ExxonMobil confirmed reports last month that it would raise its natural gas production from the Sable Offshore Energy Project in Canada to 600 MMcfd from its current production of 500 MMcfd when two pipelines linking Sable Island gas to Nova Scotia and New Brunswick are complete. ExxonMobil will ramp up production to 550 MMcfd, once those lines start up in late November, and eventually will raise output to 600 MMcfd. Gas production from Sable Island moves to markets in eastern Canada and the US Northeast via the 650-mile, 530 MMcfd Maritimes & Northeast Pipeline. The project includes three offshore platforms, a 125-mile subsea pipeline, natural gas processing and fractionation plants, and the M&NE Pipeline. ExxonMobil holds a 59.8% interest in the Sable Island project through its Mobil Canada subsidiary and its 70% interest in Imperial Oil, which holds a 9% equity share of the project.
Topping pipeline news this week, Sonatrach awarded two major construction contracts, valued at a combined $185 million, to build an 822-km pipeline between the southeast Haoud El Hamra oil field and the northwest port of Arzew. The project has been divided into spreads of 419 km and 403 km. The $95 million contract to construct the first section was awarded to Algeria's Cosider Iron and Steel Group and Halliburton subsidiary Brown & Root Condor.

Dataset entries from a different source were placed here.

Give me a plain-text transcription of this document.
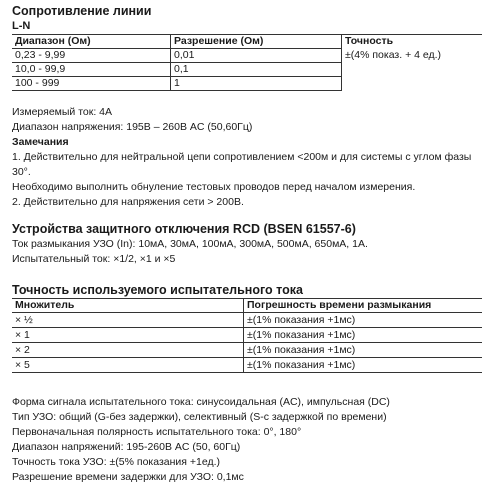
Сопротивление линии
L-N
Диапазон (Ом)	Разрешение (Ом)	Точность
0,23 - 9,99	0,01	±(4% показ. + 4 ед.)
10,0 - 99,9	0,1	
100 - 999	1	

Измеряемый ток: 4А

Диапазон напряжения: 195В – 260В AC (50,60Гц)

Замечания

1. Действительно для нейтральной цепи сопротивлением <200м и для системы с углом фазы 30°.

Необходимо выполнить обнуление тестовых проводов перед началом измерения.

2. Действительно для напряжения сети > 200В.

Устройства защитного отключения RCD (BSEN 61557-6)

Ток размыкания УЗО (In): 10мА, 30мА, 100мА, 300мА, 500мА, 650мА, 1А.

Испытательный ток: ×1/2, ×1 и ×5

Точность используемого испытательного тока
Множитель	Погрешность времени размыкания
× ½	±(1% показания +1мс)
× 1	±(1% показания +1мс)
× 2	±(1% показания +1мс)
× 5	±(1% показания +1мс)

Форма сигнала испытательного тока: синусоидальная (AC), импульсная (DC)

Тип УЗО: общий (G-без задержки), селективный (S-с задержкой по времени)

Первоначальная полярность испытательного тока: 0°, 180°

Диапазон напряжений: 195-260В AC (50, 60Гц)

Точность тока УЗО: ±(5% показания +1ед.)

Разрешение времени задержки для УЗО: 0,1мс
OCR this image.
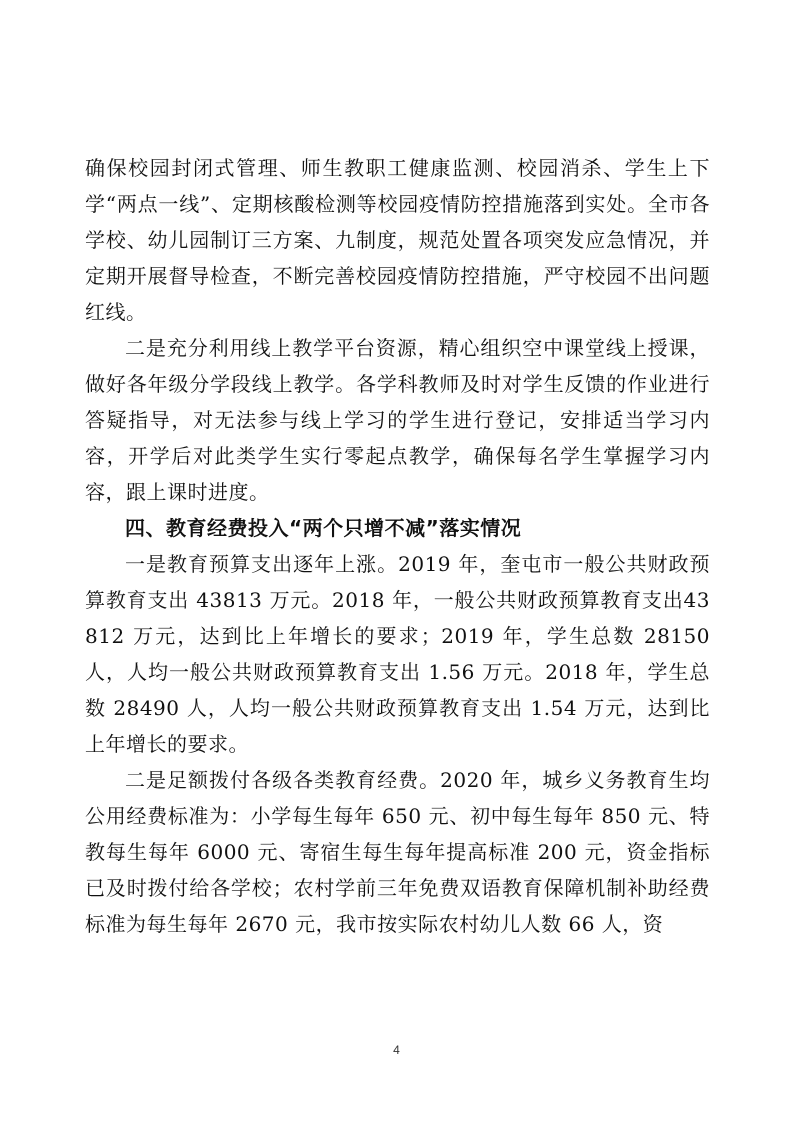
确保校园封闭式管理、师生教职工健康监测、校园消杀、学生上下学“两点一线”、定期核酸检测等校园疫情防控措施落到实处。全市各学校、幼儿园制订三方案、九制度，规范处置各项突发应急情况，并定期开展督导检查，不断完善校园疫情防控措施，严守校园不出问题红线。

二是充分利用线上教学平台资源，精心组织空中课堂线上授课，做好各年级分学段线上教学。各学科教师及时对学生反馈的作业进行答疑指导，对无法参与线上学习的学生进行登记，安排适当学习内容，开学后对此类学生实行零起点教学，确保每名学生掌握学习内容，跟上课时进度。

四、教育经费投入“两个只增不减”落实情况

一是教育预算支出逐年上涨。2019 年，奎屯市一般公共财政预算教育支出 43813 万元。2018 年，一般公共财政预算教育支出43812 万元，达到比上年增长的要求；2019 年，学生总数 28150人，人均一般公共财政预算教育支出 1.56 万元。2018 年，学生总数 28490 人，人均一般公共财政预算教育支出 1.54 万元，达到比上年增长的要求。

二是足额拨付各级各类教育经费。2020 年，城乡义务教育生均公用经费标准为：小学每生每年 650 元、初中每生每年 850 元、特教每生每年 6000 元、寄宿生每生每年提高标准 200 元，资金指标已及时拨付给各学校；农村学前三年免费双语教育保障机制补助经费标准为每生每年 2670 元，我市按实际农村幼儿人数 66 人，资

4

The second-phase contract, worth $90 million, was won by Russian companies Stroy and TransGaz. The pipeline project, which will include six pumping stations, is due to be completed within 2 years. It would transport crude from new discoveries.
In other pipeline-related developments, Thai and Japanese state oil firms signed an accord for a 9-month joint study of the natural gas market in Southeast Asia and potential gas pipeline interconnections. Petroleum Authority of Thailand and Japan National Oil Corp. will study markets in countries sharing the greater Gulf of Thailand area, which include Thailand, Cambodia, Viet Nam, and Malaysia. The study will identify potential investment opportunities in development of gas reserves, including interconnecting pipelines under the broader Trans-ASEAN Pipeline System; power generation; industrial fuels; district cooling and heating; and other applications.
India's government has approved the Expansion of two refineries.
The Indian government approved the expansion of Kochi Refineries Ltd.'s plant at Ambalamugal to 13.5 million tonnes/year from 7.5 million at a cost of 43.7 billion rupees. Orginally known as Cochin Refineries, the KRL plant was built in the 1960s as a government JV with Phillips Petroleum. It has been expanded several times. The government is selling its interest in KRL to Bharat Petroleum, but as refinery operator, KRL will oversee the 3-year expansion.
Also due for expansion is the Chennai Refineries at Madras, formerly known as Madras Refineries. Capacity will be raised to 9.5 million tonnes/year from 6.5 million at a cost of 23.6 billion rupees.
Meanwhile, the government is selling its interests in four stand-alone refineries to Indian oil majors. Indian Oil Corp. will buy the Chennai and Bongaigaon refinery and petrochemicals plants, while Bharat Petroleum will acquire the Kochi and Numaligarh refineries.
CORRECTION: In the right panel of Fig. 4, (OGJ, Nov. 13, 2000, p. 22) the left axis should have contained the following values, from top to bottom, in million b/d: 1.5; 1.2; 0.9; 0.6; 0.3; and 0.